A Poet of Gwangju, Yeosu, and the Korean Peninsula
- onSeptember 4, 2018
- Vol.41 Autumn 2018
- byMoon Chung-hee
“Place” in poetry is that fundamental space where a poet’s poetic discourse plays out.
Seo Hyoin writes of Korea, where signs of the most acute conflict and danger on the planet manifest themselves, and speaks of Gwangju, the city of freedom and of wounds, and sings of love at the seaside of Yeosu. The Korean peninsula spent nearly half of the twentieth century under Japanese colonial rule, and since the Korean War, which began in 1950, exists to this very day in a state of division, with north and south in a constant standoff. Well into the twenty-first century, Korea seems fated to be at the fierce focal point of world news.

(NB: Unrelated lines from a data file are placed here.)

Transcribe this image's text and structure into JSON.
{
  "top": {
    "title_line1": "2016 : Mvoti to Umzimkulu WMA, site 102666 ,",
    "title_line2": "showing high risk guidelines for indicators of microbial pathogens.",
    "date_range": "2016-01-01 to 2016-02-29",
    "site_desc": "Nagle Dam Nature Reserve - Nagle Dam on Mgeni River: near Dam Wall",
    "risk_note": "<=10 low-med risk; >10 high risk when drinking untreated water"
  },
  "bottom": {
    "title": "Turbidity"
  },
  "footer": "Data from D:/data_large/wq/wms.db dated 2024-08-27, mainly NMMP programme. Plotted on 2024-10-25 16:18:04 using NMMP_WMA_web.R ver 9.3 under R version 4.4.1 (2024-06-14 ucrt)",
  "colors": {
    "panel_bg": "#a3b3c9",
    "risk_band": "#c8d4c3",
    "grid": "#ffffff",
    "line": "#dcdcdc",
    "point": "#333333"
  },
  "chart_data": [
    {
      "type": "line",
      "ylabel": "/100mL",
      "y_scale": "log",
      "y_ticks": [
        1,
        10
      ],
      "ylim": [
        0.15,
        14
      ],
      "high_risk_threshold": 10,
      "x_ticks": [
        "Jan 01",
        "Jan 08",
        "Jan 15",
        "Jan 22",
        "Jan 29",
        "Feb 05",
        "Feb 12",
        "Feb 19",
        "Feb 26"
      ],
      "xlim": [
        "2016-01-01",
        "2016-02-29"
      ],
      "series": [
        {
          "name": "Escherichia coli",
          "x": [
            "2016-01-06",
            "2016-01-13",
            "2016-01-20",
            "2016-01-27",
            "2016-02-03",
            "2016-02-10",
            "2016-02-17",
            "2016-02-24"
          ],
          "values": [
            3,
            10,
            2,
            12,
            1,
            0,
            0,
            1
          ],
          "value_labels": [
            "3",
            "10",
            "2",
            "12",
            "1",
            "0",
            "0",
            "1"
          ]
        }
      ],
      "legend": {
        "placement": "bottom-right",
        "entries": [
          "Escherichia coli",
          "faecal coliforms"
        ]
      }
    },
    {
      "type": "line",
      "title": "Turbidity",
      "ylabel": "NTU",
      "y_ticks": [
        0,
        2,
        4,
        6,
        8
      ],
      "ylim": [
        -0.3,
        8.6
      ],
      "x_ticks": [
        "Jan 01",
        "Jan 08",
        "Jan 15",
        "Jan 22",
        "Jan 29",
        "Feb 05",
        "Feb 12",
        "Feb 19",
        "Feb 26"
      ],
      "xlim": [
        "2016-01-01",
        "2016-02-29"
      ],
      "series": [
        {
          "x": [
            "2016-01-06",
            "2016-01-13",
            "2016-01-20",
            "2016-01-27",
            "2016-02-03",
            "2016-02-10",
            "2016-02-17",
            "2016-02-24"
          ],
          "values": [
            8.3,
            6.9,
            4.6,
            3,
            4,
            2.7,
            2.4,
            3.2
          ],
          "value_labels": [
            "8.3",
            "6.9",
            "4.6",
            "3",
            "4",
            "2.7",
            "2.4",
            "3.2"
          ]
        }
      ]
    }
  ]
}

Seo Hyoin was born in Gwangju in 1981, after the tragic events of the Gwangju Democratization Movement, which opposed the military dictatorship in May 1980, and his poetic world is premised on this historical and spatial background. His poems writhe with a sense of place and with the humming rage of a troublesome youth whose formative years were passed in the violence of the military dictatorship and colored by the worship of development capitalism. In the midst of the conditions of late capitalism, where anxiety and competition endlessly mount, he is a poet who expresses depression and the confusion of any sense of value with the power of narrative.
In doing this, Seo is one of the poets who best represents the characteristics and personality of his generation. Historical wounds, a resistant rhythm, and a rebellious use of prose nestle naturally within his poetic awareness.
In his first poetry collection, Behavior Guidelines for the Boy Partisan, he crafted a real sense of poetic presence that vividly expresses the emotions of those who are suffering.